Plane Drawings of Lobsters
25 Apr 2014In this post we show how to use Gephi to find a nice drawing of a graph with hundreds of vertices. A nice drawing in this context is one that has few edge crossings and whose nodes are regularly distributed over a fixed area with a small number of different edge lengths.
Ideally we would like to find a reproducible method for drawing graphs that is guaranteed to always produce a nice drawing in the above sense. The method demonstrated below does not entirely achieve this but is a useful first step in the right direction.
In future posts we hope to develop these methods by using scriptable tools and improved techniques to enhance the reproducibility of this method.
Lobster graphs
For simplicity here we consider only lobster graphs. From MathWorld:
a lobster is a tree having the property that the removal of leaves leaves a caterpillar
where
a caterpillar is a tree such that removal of its endpoints leaves a path graph.

Lobsters, being trees, are planar graphs and with small lobsters plane drawings like the one above can be achieved easily. Notice that although this drawing is not an especially elegant one it does have the benefits of making both the planarity and the lobsterity of the graph clear.

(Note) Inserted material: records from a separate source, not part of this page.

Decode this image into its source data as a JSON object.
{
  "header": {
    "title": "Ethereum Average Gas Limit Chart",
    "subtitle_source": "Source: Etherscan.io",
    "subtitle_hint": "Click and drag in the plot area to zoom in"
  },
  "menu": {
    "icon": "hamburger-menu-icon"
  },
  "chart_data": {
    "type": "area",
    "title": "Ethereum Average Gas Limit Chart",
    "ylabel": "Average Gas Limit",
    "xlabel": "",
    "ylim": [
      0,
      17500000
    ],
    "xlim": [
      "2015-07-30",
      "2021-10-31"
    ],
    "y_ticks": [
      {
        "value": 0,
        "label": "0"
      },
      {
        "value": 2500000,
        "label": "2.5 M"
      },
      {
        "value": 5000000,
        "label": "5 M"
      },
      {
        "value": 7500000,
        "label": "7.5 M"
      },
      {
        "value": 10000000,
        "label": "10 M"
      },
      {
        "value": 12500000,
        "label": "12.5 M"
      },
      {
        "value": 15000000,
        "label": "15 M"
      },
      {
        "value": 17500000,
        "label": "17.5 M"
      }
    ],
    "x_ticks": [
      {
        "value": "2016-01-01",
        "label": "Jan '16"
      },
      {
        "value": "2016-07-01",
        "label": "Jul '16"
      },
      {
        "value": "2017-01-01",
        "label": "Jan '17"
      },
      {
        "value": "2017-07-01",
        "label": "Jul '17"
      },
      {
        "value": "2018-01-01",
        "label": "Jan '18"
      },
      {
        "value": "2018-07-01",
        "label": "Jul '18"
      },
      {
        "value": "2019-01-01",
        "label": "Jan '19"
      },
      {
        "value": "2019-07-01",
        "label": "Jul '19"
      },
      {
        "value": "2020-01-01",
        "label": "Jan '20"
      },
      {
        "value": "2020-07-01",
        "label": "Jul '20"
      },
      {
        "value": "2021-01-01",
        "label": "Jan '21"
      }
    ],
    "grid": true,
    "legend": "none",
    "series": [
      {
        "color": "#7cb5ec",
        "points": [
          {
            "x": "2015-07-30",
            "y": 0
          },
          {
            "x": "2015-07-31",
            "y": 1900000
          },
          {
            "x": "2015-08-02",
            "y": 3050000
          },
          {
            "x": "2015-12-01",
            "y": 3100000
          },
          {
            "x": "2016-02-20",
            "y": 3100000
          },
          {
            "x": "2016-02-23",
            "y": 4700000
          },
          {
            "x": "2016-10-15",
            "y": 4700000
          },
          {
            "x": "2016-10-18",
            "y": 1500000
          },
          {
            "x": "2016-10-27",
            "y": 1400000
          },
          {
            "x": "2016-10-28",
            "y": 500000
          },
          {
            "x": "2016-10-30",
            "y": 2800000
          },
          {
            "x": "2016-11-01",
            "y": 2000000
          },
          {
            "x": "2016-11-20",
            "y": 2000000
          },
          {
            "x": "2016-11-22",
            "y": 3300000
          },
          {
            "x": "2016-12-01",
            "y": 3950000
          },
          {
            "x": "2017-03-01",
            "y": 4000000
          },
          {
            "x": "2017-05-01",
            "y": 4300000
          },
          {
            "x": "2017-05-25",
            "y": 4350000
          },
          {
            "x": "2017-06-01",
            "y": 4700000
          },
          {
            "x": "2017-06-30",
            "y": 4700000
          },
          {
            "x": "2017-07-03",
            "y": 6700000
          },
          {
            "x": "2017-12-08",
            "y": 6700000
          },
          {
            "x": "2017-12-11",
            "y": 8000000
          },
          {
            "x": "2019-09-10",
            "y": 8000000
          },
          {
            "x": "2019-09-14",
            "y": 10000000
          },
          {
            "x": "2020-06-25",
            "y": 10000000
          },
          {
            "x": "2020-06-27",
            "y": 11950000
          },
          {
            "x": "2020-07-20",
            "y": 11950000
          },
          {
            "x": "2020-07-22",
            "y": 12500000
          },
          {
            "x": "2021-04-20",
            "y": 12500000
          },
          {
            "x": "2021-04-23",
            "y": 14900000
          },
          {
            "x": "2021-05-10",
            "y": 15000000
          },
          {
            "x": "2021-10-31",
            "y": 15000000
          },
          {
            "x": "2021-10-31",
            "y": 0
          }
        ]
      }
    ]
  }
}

For comparison, consider the following drawing of a large lobster graph.
This drawing (the random node placement layout Gephi defaults to on loading a new graph) reveals neither the planarity nor the lobsterity of the graph.
Incidentally, the above lobster graph has 287 vertices and, being a tree, 286 edges. It was generated in Python using NetworkX. The following command creates a graph file in GEXF format (Graph Exchange Format) which can be downloaded here.
$ python -c "import networkx as nx;nx.write_gexf(nx.random_lobster(100, 0.5, 0.5, seed=0), 'lobster.gexf')"
The random_lobster(n, p, q, seed=None) function returns a lobster with
approximately n vertices in the backbone, backbone edges with probability p
and leaves with probability q. The seed is set to zero for the sake of
reproducibility.
Force-directed drawing algorithms
The type of drawing we are looking for, one with as few edge crossings and different edge lengths as possible is the kind of drawing aimed for by force-directed algorithms. Such methods use simulations of forces between nodes to decide node placements. Electrical forces have the effect of making non-adjacent nodes move further apart and spring forces between adjacent nodes have the effect of reducing the variety of edge lengths.
Gephi makes the standard Fruchterman-Reingold force-directed algorithm available alongside a layout method unique to Gephi called Force-Atlas.
These two layout methods, although both built on force-directed foundations, produce wildly different layouts with the same lobster graph input.
Beginning with random placement of nodes, the Fruchterman-Reingold algorithm implementation in Gephi produces a layout having uniform distribution of nodes across a disk; albeit one with very many edge-crossings.
This is a well-known problem with force-directed methods. The algorithm has probably discovered a local minimum. Unfortunately this local minimum is poor in comparison with the global minimum.
The Force-Atlas algorithm, on the other hand, creates a layout which has few crossings but without the nice node distribution of the Fruchterman-Reingold layout.
One of the great benefits of Gephi is that is easy to experiment with combining these methods to produce a layout which has the benefits of both.
Combining Force-Atlas with Fruchterman-Reingold
First using the Force-Atlas method to find a nearly plane drawing and then using the Fruchterman-Reingold algorithm on the resulting drawing produces a new drawing that is both nearly planar and has evenly distributed nodes with relatively few different edge lengths.
Another benefit of Gephi, not illustrated here, is that some of the layout methods allow for interaction during execution. This means that, where there are edge-crossings we can manually move vertices around a little bit to help eliminate them. So a layout like the one shown, which has few edge crossings can probably be improved to a plane drawing with a little manual interaction.
References
- Force-directed graph drawing on Wikipedia.